Masdar Plans to Complete Design on Hydrogen Project by Year-End
Renewable energy company sees uses for fuel in transport, aviation and shipping, clean energy director says.
Abu Dhabi’s renewable energy company, Masdar, is advancing the development of a hydrogen demonstrator project as part of an alliance that includes two other state-backed entities. The project’s design will be complete by the end of the year, the company’s new director of clean energy, Fawaz Al Muharrami, said.
The company has already begun an assessment of its green hydrogen demonstrator project, which will find uses for fuel cells in buses at the carbon-neutral Masdar City as well as in aviation fuel to be used by Etihad and Lufthansa.
Masdar, alongside Abu Dhabi National Oil Company and holding company ADQ, agreed earlier this year to form a hydrogen alliance to produce green and blue variants of the fuel.
Green hydrogen refers to the gas produced from renewable sources of energy such as wind and solar, which powers electrolysers that split water molecules. Blue hydrogen, which is being produced by Adnoc, is manufactured through steam methane reforming.
“For this year, we have already initiated the assessment, the design aspect of the project,” Mr Al Muharrami told The National in an interview.
“Hopefully, by the end of this year we’ll be able to complete that work so that we can begin the next phase of that project,” he added.
This will involve construction of the demonstrator project and is likely to take two years, he said.
A second phase of the project will look into extending the use of the fuel in the maritime and shipping sectors.
Hydrogen has become an increasingly popular alternative fuel that is being prioritised for development by Gulf oil-exporting countries such as the UAE and Saudi Arabia.

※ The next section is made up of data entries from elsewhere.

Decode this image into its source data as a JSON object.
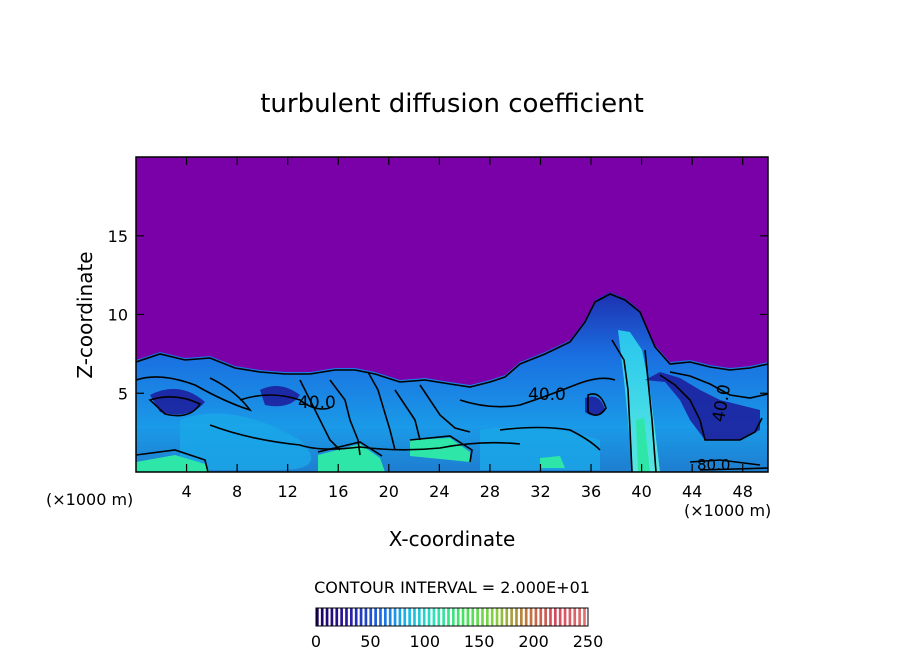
{
  "chart_data": {
    "type": "heatmap",
    "title": "turbulent diffusion coefficient",
    "xlabel": "X-coordinate",
    "ylabel": "Z-coordinate",
    "x_unit_left": "(×1000 m)",
    "x_unit_right": "(×1000 m)",
    "xlim": [
      0,
      50
    ],
    "ylim": [
      0,
      20
    ],
    "x_ticks": [
      4,
      8,
      12,
      16,
      20,
      24,
      28,
      32,
      36,
      40,
      44,
      48
    ],
    "y_ticks": [
      5,
      10,
      15
    ],
    "contour_labels": [
      "40.0",
      "40.0",
      "40.0",
      "80.0"
    ],
    "contour_interval_text": "CONTOUR INTERVAL = 2.000E+01",
    "colorbar": {
      "ticks": [
        0,
        50,
        100,
        150,
        200,
        250
      ],
      "range": [
        0,
        250
      ],
      "colors": [
        "#1a0060",
        "#2a1aa0",
        "#1d5fe0",
        "#19b5ee",
        "#2ee6b4",
        "#47e25a",
        "#88d040",
        "#c07a3a",
        "#d54a5e",
        "#e07070"
      ]
    },
    "background_value_color": "#7a00a8",
    "turbulent_layer_top_z": [
      6.5,
      7.5,
      6.5,
      6,
      6.5,
      7,
      6.5,
      6,
      5.5,
      5.5,
      7,
      8.5,
      10.5,
      11,
      9,
      7,
      6.5
    ]
  }
}
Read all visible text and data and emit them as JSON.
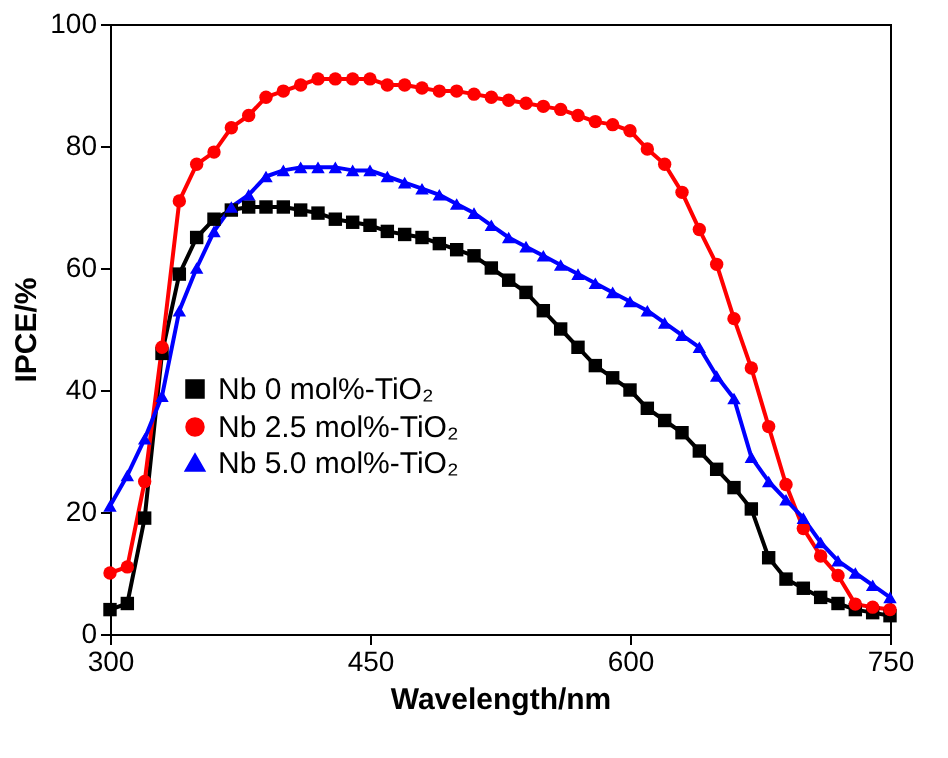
{
  "chart_data": {
    "type": "line",
    "xlabel": "Wavelength/nm",
    "ylabel": "IPCE/%",
    "x": [
      300,
      310,
      320,
      330,
      340,
      350,
      360,
      370,
      380,
      390,
      400,
      410,
      420,
      430,
      440,
      450,
      460,
      470,
      480,
      490,
      500,
      510,
      520,
      530,
      540,
      550,
      560,
      570,
      580,
      590,
      600,
      610,
      620,
      630,
      640,
      650,
      660,
      670,
      680,
      690,
      700,
      710,
      720,
      730,
      740,
      750
    ],
    "series": [
      {
        "name": "Nb 0 mol%-TiO₂",
        "color": "#000000",
        "marker": "square",
        "values": [
          4,
          5,
          19,
          46,
          59,
          65,
          68,
          69.5,
          70,
          70,
          70,
          69.5,
          69,
          68,
          67.5,
          67,
          66,
          65.5,
          65,
          64,
          63,
          62,
          60,
          58,
          56,
          53,
          50,
          47,
          44,
          42,
          40,
          37,
          35,
          33,
          30,
          27,
          24,
          20.5,
          12.5,
          9,
          7.5,
          6,
          5,
          4,
          3.5,
          3
        ]
      },
      {
        "name": "Nb 2.5 mol%-TiO₂",
        "color": "#ff0000",
        "marker": "circle",
        "values": [
          10,
          11,
          25,
          47,
          71,
          77,
          79,
          83,
          85,
          88,
          89,
          90,
          91,
          91,
          91,
          91,
          90,
          90,
          89.5,
          89,
          89,
          88.5,
          88,
          87.5,
          87,
          86.5,
          86,
          85,
          84,
          83.5,
          82.5,
          79.5,
          77,
          72.4,
          66.3,
          60.6,
          51.7,
          43.6,
          34,
          24.5,
          17.3,
          12.8,
          9.6,
          4.9,
          4.4,
          4
        ]
      },
      {
        "name": "Nb 5.0 mol%-TiO₂",
        "color": "#0000ff",
        "marker": "triangle",
        "values": [
          21,
          26,
          32,
          39,
          53,
          60,
          66,
          70,
          72,
          75,
          76,
          76.5,
          76.5,
          76.5,
          76,
          76,
          75,
          74,
          73,
          72,
          70.5,
          69,
          67,
          65,
          63.5,
          62,
          60.5,
          59,
          57.5,
          56,
          54.5,
          53,
          51,
          49,
          47,
          42.3,
          38.6,
          29,
          25,
          22,
          19,
          15,
          12,
          10,
          8,
          6
        ]
      }
    ],
    "xlim": [
      300,
      750
    ],
    "xticks": [
      300,
      450,
      600,
      750
    ],
    "ylim": [
      0,
      100
    ],
    "yticks": [
      0,
      20,
      40,
      60,
      80,
      100
    ],
    "grid": false,
    "legend": "left",
    "line_style": "solid"
  }
}
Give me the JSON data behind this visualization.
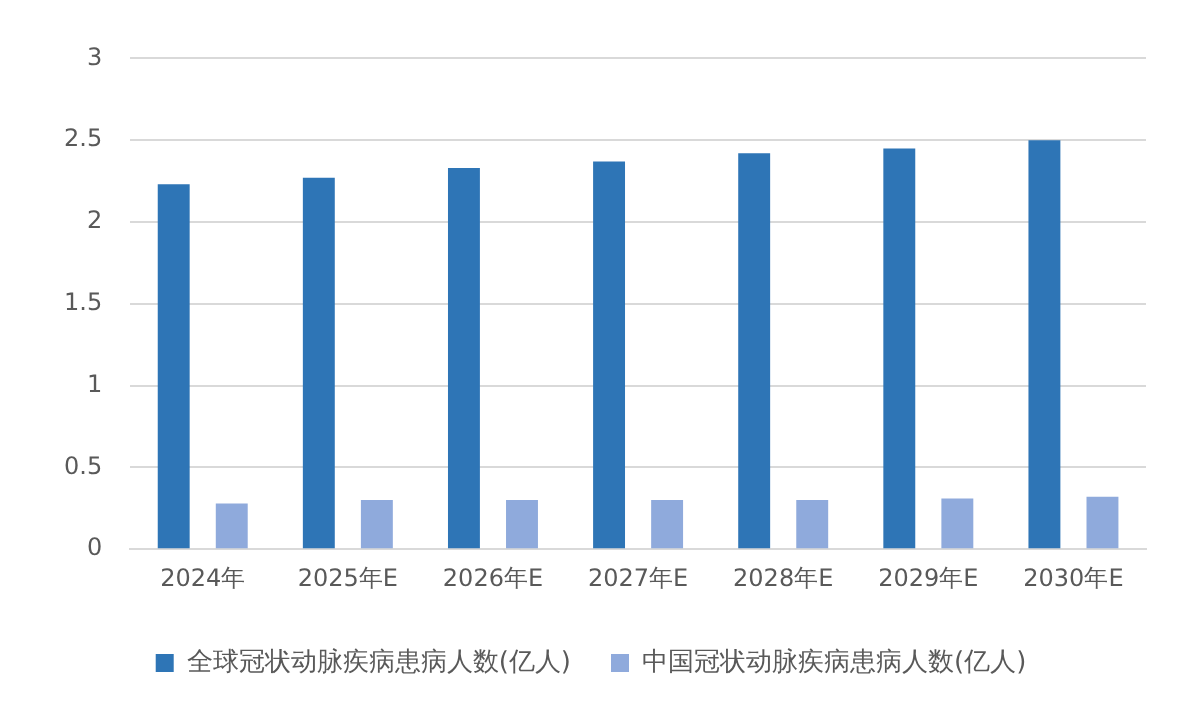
{
  "chart_data": {
    "type": "bar",
    "categories": [
      "2024年",
      "2025年E",
      "2026年E",
      "2027年E",
      "2028年E",
      "2029年E",
      "2030年E"
    ],
    "series": [
      {
        "name": "全球冠状动脉疾病患病人数(亿人)",
        "color": "#2e75b6",
        "values": [
          2.23,
          2.27,
          2.33,
          2.37,
          2.42,
          2.45,
          2.5
        ]
      },
      {
        "name": "中国冠状动脉疾病患病人数(亿人)",
        "color": "#8faadc",
        "values": [
          0.28,
          0.3,
          0.3,
          0.3,
          0.3,
          0.31,
          0.32
        ]
      }
    ],
    "ylim": [
      0,
      3
    ],
    "yticks": [
      0,
      0.5,
      1,
      1.5,
      2,
      2.5,
      3
    ],
    "grid": "y",
    "legend": "bottom"
  }
}
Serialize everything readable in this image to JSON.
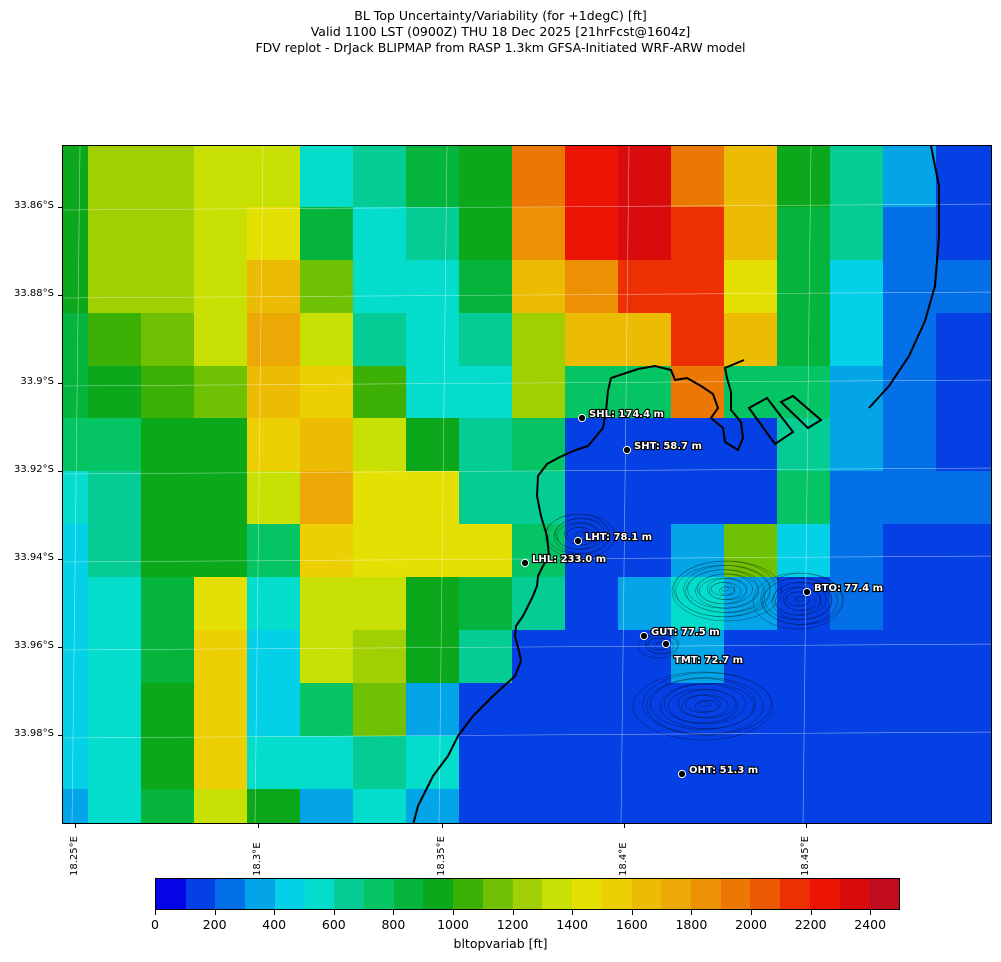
{
  "title": {
    "line1": "BL Top Uncertainty/Variability (for +1degC) [ft]",
    "line2": "Valid 1100 LST (0900Z) THU 18 Dec 2025 [21hrFcst@1604z]",
    "line3": "FDV replot - DrJack BLIPMAP from RASP 1.3km GFSA-Initiated WRF-ARW model"
  },
  "axes": {
    "y_labels": [
      "33.86°S",
      "33.88°S",
      "33.9°S",
      "33.92°S",
      "33.94°S",
      "33.96°S",
      "33.98°S"
    ],
    "x_labels": [
      "18.25°E",
      "18.3°E",
      "18.35°E",
      "18.4°E",
      "18.45°E"
    ]
  },
  "colorbar": {
    "label": "bltopvariab [ft]",
    "ticks": [
      "0",
      "200",
      "400",
      "600",
      "800",
      "1000",
      "1200",
      "1400",
      "1600",
      "1800",
      "2000",
      "2200",
      "2400"
    ],
    "vmax": 2500,
    "colors": [
      "#0404e4",
      "#0440e4",
      "#0470e8",
      "#04a4e8",
      "#04d0e8",
      "#04dccc",
      "#04cc94",
      "#04c464",
      "#04b43c",
      "#0ca81c",
      "#3cb004",
      "#70c004",
      "#a0d004",
      "#c8e004",
      "#e4e004",
      "#ecd004",
      "#ecbc04",
      "#eca804",
      "#ec9004",
      "#ec7804",
      "#ec5804",
      "#ec3004",
      "#ec1404",
      "#d80c0c",
      "#c00c1c"
    ]
  },
  "map": {
    "grid_values": [
      [
        900,
        1200,
        1200,
        1300,
        1300,
        500,
        600,
        800,
        900,
        1900,
        2200,
        2300,
        1900,
        1600,
        900,
        600,
        300,
        100
      ],
      [
        900,
        1200,
        1200,
        1300,
        1300,
        500,
        600,
        800,
        900,
        1900,
        2200,
        2300,
        1900,
        1600,
        900,
        600,
        300,
        100
      ],
      [
        900,
        1200,
        1200,
        1300,
        1400,
        800,
        500,
        600,
        900,
        1800,
        2200,
        2300,
        2100,
        1600,
        800,
        600,
        200,
        100
      ],
      [
        900,
        1200,
        1200,
        1300,
        1600,
        1100,
        500,
        500,
        800,
        1600,
        1800,
        2100,
        2100,
        1400,
        800,
        400,
        200,
        200
      ],
      [
        800,
        1000,
        1100,
        1300,
        1700,
        1300,
        600,
        500,
        600,
        1200,
        1600,
        1600,
        2100,
        1600,
        800,
        400,
        200,
        100
      ],
      [
        800,
        900,
        1000,
        1100,
        1600,
        1500,
        1000,
        500,
        500,
        1200,
        700,
        700,
        1900,
        700,
        700,
        300,
        200,
        100
      ],
      [
        700,
        700,
        900,
        900,
        1500,
        1600,
        1300,
        900,
        600,
        700,
        100,
        100,
        100,
        100,
        600,
        300,
        200,
        100
      ],
      [
        500,
        600,
        900,
        900,
        1300,
        1700,
        1400,
        1400,
        600,
        600,
        100,
        100,
        100,
        100,
        700,
        200,
        200,
        200
      ],
      [
        400,
        600,
        900,
        900,
        700,
        1500,
        1400,
        1400,
        1400,
        700,
        100,
        100,
        300,
        1100,
        400,
        200,
        100,
        100
      ],
      [
        400,
        500,
        800,
        1400,
        500,
        1300,
        1300,
        900,
        800,
        600,
        100,
        300,
        500,
        300,
        100,
        200,
        100,
        100
      ],
      [
        400,
        500,
        800,
        1500,
        400,
        1300,
        1200,
        900,
        600,
        100,
        100,
        100,
        300,
        100,
        100,
        100,
        100,
        100
      ],
      [
        400,
        500,
        900,
        1500,
        400,
        700,
        1100,
        300,
        100,
        100,
        100,
        100,
        100,
        100,
        100,
        100,
        100,
        100
      ],
      [
        400,
        500,
        900,
        1500,
        500,
        500,
        600,
        500,
        100,
        100,
        100,
        100,
        100,
        100,
        100,
        100,
        100,
        100
      ],
      [
        300,
        500,
        800,
        1300,
        900,
        300,
        500,
        300,
        100,
        100,
        100,
        100,
        100,
        100,
        100,
        100,
        100,
        100
      ],
      [
        200,
        300,
        600,
        1100,
        1300,
        300,
        300,
        100,
        100,
        100,
        100,
        100,
        100,
        100,
        100,
        100,
        100,
        100
      ]
    ],
    "stations": [
      {
        "name": "SHL: 174.4 m"
      },
      {
        "name": "SHT: 58.7 m"
      },
      {
        "name": "LHT: 78.1 m"
      },
      {
        "name": "LHL: 233.0 m"
      },
      {
        "name": "BTO: 77.4 m"
      },
      {
        "name": "GUT: 77.5 m"
      },
      {
        "name": "TMT: 72.7 m"
      },
      {
        "name": "OHT: 51.3 m"
      }
    ]
  }
}
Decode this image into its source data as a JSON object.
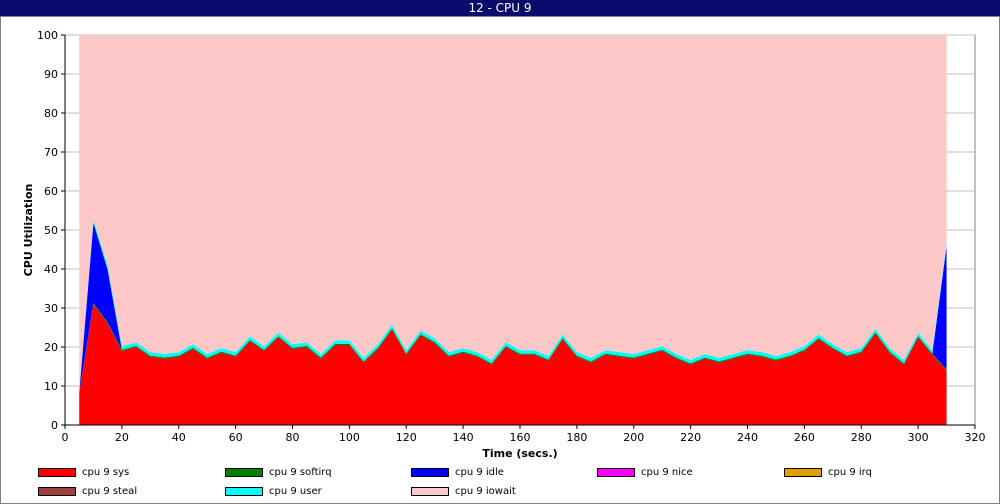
{
  "window": {
    "title": "12 - CPU 9"
  },
  "chart_data": {
    "type": "area",
    "stacked": true,
    "title": "12 - CPU 9",
    "xlabel": "Time (secs.)",
    "ylabel": "CPU Utilization",
    "xlim": [
      0,
      320
    ],
    "ylim": [
      0,
      100
    ],
    "xticks": [
      0,
      20,
      40,
      60,
      80,
      100,
      120,
      140,
      160,
      180,
      200,
      220,
      240,
      260,
      280,
      300,
      320
    ],
    "yticks": [
      0,
      10,
      20,
      30,
      40,
      50,
      60,
      70,
      80,
      90,
      100
    ],
    "grid": true,
    "legend_position": "bottom",
    "x": [
      5,
      10,
      15,
      20,
      25,
      30,
      35,
      40,
      45,
      50,
      55,
      60,
      65,
      70,
      75,
      80,
      85,
      90,
      95,
      100,
      105,
      110,
      115,
      120,
      125,
      130,
      135,
      140,
      145,
      150,
      155,
      160,
      165,
      170,
      175,
      180,
      185,
      190,
      195,
      200,
      205,
      210,
      215,
      220,
      225,
      230,
      235,
      240,
      245,
      250,
      255,
      260,
      265,
      270,
      275,
      280,
      285,
      290,
      295,
      300,
      305,
      310
    ],
    "series": [
      {
        "name": "cpu 9 sys",
        "color": "#ff0000",
        "values": [
          8,
          31,
          26,
          19,
          20,
          17.5,
          17,
          17.5,
          19.5,
          17,
          18.5,
          17.5,
          21.5,
          19,
          22.5,
          19.5,
          20,
          17,
          20.5,
          20.5,
          16,
          19.5,
          24.5,
          18,
          23,
          21,
          17.5,
          18.5,
          17.5,
          15.5,
          20,
          18,
          18,
          16.5,
          22,
          17.5,
          16,
          18,
          17.5,
          17,
          18,
          19,
          17,
          15.5,
          17,
          16,
          17,
          18,
          17.5,
          16.5,
          17.5,
          19,
          22,
          19.5,
          17.5,
          18.5,
          23.5,
          18.5,
          15.5,
          22.5,
          18,
          14
        ]
      },
      {
        "name": "cpu 9 softirq",
        "color": "#008000",
        "values": [
          0.2,
          0.3,
          0.3,
          0.3,
          0.3,
          0.3,
          0.3,
          0.3,
          0.3,
          0.3,
          0.3,
          0.3,
          0.3,
          0.3,
          0.3,
          0.3,
          0.3,
          0.3,
          0.3,
          0.3,
          0.3,
          0.3,
          0.3,
          0.3,
          0.3,
          0.3,
          0.3,
          0.3,
          0.3,
          0.3,
          0.3,
          0.3,
          0.3,
          0.3,
          0.3,
          0.3,
          0.3,
          0.3,
          0.3,
          0.3,
          0.3,
          0.3,
          0.3,
          0.3,
          0.3,
          0.3,
          0.3,
          0.3,
          0.3,
          0.3,
          0.3,
          0.3,
          0.3,
          0.3,
          0.3,
          0.3,
          0.3,
          0.3,
          0.3,
          0.3,
          0.3,
          0.3
        ]
      },
      {
        "name": "cpu 9 idle",
        "color": "#0000ff",
        "values": [
          0,
          20.5,
          13.5,
          0,
          0,
          0,
          0,
          0,
          0,
          0,
          0,
          0,
          0,
          0,
          0,
          0,
          0,
          0,
          0,
          0,
          0,
          0,
          0,
          0,
          0,
          0,
          0,
          0,
          0,
          0,
          0,
          0,
          0,
          0,
          0,
          0,
          0,
          0,
          0,
          0,
          0,
          0,
          0,
          0,
          0,
          0,
          0,
          0,
          0,
          0,
          0,
          0,
          0,
          0,
          0,
          0,
          0,
          0,
          0,
          0,
          0,
          31.5
        ]
      },
      {
        "name": "cpu 9 nice",
        "color": "#ff00ff",
        "values": [
          0,
          0,
          0,
          0,
          0,
          0,
          0,
          0,
          0,
          0,
          0,
          0,
          0,
          0,
          0,
          0,
          0,
          0,
          0,
          0,
          0,
          0,
          0,
          0,
          0,
          0,
          0,
          0,
          0,
          0,
          0,
          0,
          0,
          0,
          0,
          0,
          0,
          0,
          0,
          0,
          0,
          0,
          0,
          0,
          0,
          0,
          0,
          0,
          0,
          0,
          0,
          0,
          0,
          0,
          0,
          0,
          0,
          0,
          0,
          0,
          0,
          0
        ]
      },
      {
        "name": "cpu 9 irq",
        "color": "#e0a000",
        "values": [
          0,
          0,
          0,
          0,
          0,
          0,
          0,
          0,
          0,
          0,
          0,
          0,
          0,
          0,
          0,
          0,
          0,
          0,
          0,
          0,
          0,
          0,
          0,
          0,
          0,
          0,
          0,
          0,
          0,
          0,
          0,
          0,
          0,
          0,
          0,
          0,
          0,
          0,
          0,
          0,
          0,
          0,
          0,
          0,
          0,
          0,
          0,
          0,
          0,
          0,
          0,
          0,
          0,
          0,
          0,
          0,
          0,
          0,
          0,
          0,
          0,
          0
        ]
      },
      {
        "name": "cpu 9 steal",
        "color": "#a0403f",
        "values": [
          0,
          0,
          0,
          0,
          0,
          0,
          0,
          0,
          0,
          0,
          0,
          0,
          0,
          0,
          0,
          0,
          0,
          0,
          0,
          0,
          0,
          0,
          0,
          0,
          0,
          0,
          0,
          0,
          0,
          0,
          0,
          0,
          0,
          0,
          0,
          0,
          0,
          0,
          0,
          0,
          0,
          0,
          0,
          0,
          0,
          0,
          0,
          0,
          0,
          0,
          0,
          0,
          0,
          0,
          0,
          0,
          0,
          0,
          0,
          0,
          0,
          0
        ]
      },
      {
        "name": "cpu 9 user",
        "color": "#00ffff",
        "values": [
          0.6,
          0.9,
          0.9,
          0.9,
          0.9,
          0.9,
          0.9,
          0.9,
          0.9,
          0.9,
          0.9,
          0.9,
          0.9,
          0.9,
          0.9,
          0.9,
          0.9,
          0.9,
          0.9,
          0.9,
          0.9,
          0.9,
          0.9,
          0.9,
          0.9,
          0.9,
          0.9,
          0.9,
          0.9,
          0.9,
          0.9,
          0.9,
          0.9,
          0.9,
          0.9,
          0.9,
          0.9,
          0.9,
          0.9,
          0.9,
          0.9,
          0.9,
          0.9,
          0.9,
          0.9,
          0.9,
          0.9,
          0.9,
          0.9,
          0.9,
          0.9,
          0.9,
          0.9,
          0.9,
          0.9,
          0.9,
          0.9,
          0.9,
          0.9,
          0.9,
          0.9,
          0.9
        ]
      },
      {
        "name": "cpu 9 iowait",
        "color": "#ffc8c8",
        "fill_to_top": true
      }
    ]
  }
}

Masdar’s project has backers including Germany’s Siemens Energy, Japan’s Marubeni, Etihad Airways, the Lufthansa Group, the UAE’s Khalifa University of Science and Technology and the Abu Dhabi Department of Energy.
The main infrastructure for the green hydrogen project is being developed by Siemens Energy and Marubeni. The German company is also developing one of the first solar-powered electrolyser projects to produce hydrogen for fuel cells at Dubai’s Expo 2020, which was delayed until this year due to the Covid-19 pandemic.
Masdar will trial the manufacture of hydrogen using solar photovoltaic power and will look at opportunities in the future to export such fuel to meet growing demand globally, particularly in Europe.
“The UAE, in particular, has that advantage, being the cheapest source of renewable [energy and] through PV [we] could actually be able to generate this easily,” said Mr Al Muharrami.
Solar power capacity of around 10 to 25 megawatts could power the initial electrolyser needed to generate green hydrogen, he added.
“We are able to easily adapt to hydrogen and transport that hydrogen to the world – including Europe – and we can actually play that role in the future,” Mr Al Muharrami said.
Falling costs for solar will allow green hydrogen to cost less than natural gas by 2050, according to BloombergNEF.
The UAE’s Gulf neighbour Saudi Arabia is also looking to become an exporter of green hydrogen.
The kingdom, the world’s largest exporter of crude, plans to sell green hydrogen produced locally to Europe through a pipeline “if the economics allow for it”, energy minister Prince Abdulaziz bin Salman said in February.
The UAE is in the process of updating its 2050 energy strategy with a greater potential role for hydrogen.
The country also plans to tap nuclear energy as a baseload to power hydrogen production in the future.
In March, the UAE Cabinet approved a nationwide system for hydrogen vehicles.